I have to tell you all that every Sunday, one of the most moving times for me in the service is when I come to each one of you and place the bread, broken for us, in your hands.  I always look at your hands—each pair of hands unique, shaped by the work your hands have done over the years.  Every week, I’m amazed all over again by your hands.  I’ve come to love your hands, because your hands, whether you know it or not,  tell me the story of how you’ve watched over people, how you’ve carried out God’s love in the world.   Your hands tell me about the sacrifices you’ve made in your lives. 
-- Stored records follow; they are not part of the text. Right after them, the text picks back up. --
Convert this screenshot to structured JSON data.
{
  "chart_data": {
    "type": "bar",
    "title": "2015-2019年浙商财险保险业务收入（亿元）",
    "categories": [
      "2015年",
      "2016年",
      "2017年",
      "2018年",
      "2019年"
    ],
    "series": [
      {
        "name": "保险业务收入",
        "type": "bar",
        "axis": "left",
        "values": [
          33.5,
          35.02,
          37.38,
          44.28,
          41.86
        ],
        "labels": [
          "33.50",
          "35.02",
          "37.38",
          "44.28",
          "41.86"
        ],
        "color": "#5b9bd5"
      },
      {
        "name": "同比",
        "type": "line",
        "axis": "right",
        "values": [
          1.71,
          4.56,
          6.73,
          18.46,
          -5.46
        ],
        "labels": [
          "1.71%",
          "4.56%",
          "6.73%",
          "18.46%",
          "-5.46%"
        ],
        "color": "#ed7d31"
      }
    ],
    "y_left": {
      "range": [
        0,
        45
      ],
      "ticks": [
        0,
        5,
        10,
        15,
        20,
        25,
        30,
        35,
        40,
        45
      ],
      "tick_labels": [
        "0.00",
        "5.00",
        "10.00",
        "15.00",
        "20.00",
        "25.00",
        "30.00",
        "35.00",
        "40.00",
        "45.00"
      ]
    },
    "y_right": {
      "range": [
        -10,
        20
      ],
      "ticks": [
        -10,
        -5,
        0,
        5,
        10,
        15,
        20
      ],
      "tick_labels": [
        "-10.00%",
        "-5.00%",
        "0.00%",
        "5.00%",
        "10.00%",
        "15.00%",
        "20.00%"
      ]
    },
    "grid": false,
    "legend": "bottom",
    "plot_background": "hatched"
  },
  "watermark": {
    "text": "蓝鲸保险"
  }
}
Today I went to Culpeper to a service with Bishop Shannon.  In this service we priests renew our vows and remember that we are servants, and in this service, Bishop Shannon blesses the oil that we will use this year in our ministries. 

So tonight, instead of washing one another’s feet, I’m going to wash your  hands, and then I’m going to anoint your hands with this oil. 

And then I’m going to bless your hands as a reminder that God watches over us and blesses us because God loves us.  And God wants us to go out from here to love and serve others , not just with our hands and our feet, but with all we have to give, as sacrifices that do not lead to death, but  to praise and thanksgiving and life giving service.   

Amen. 

Resources:  The Washington Post, March 1, 2013

The People’s New Testament Commentary, M. Eugene Boring and Fred B. Craddock, Westminster John Knox Press, 2004.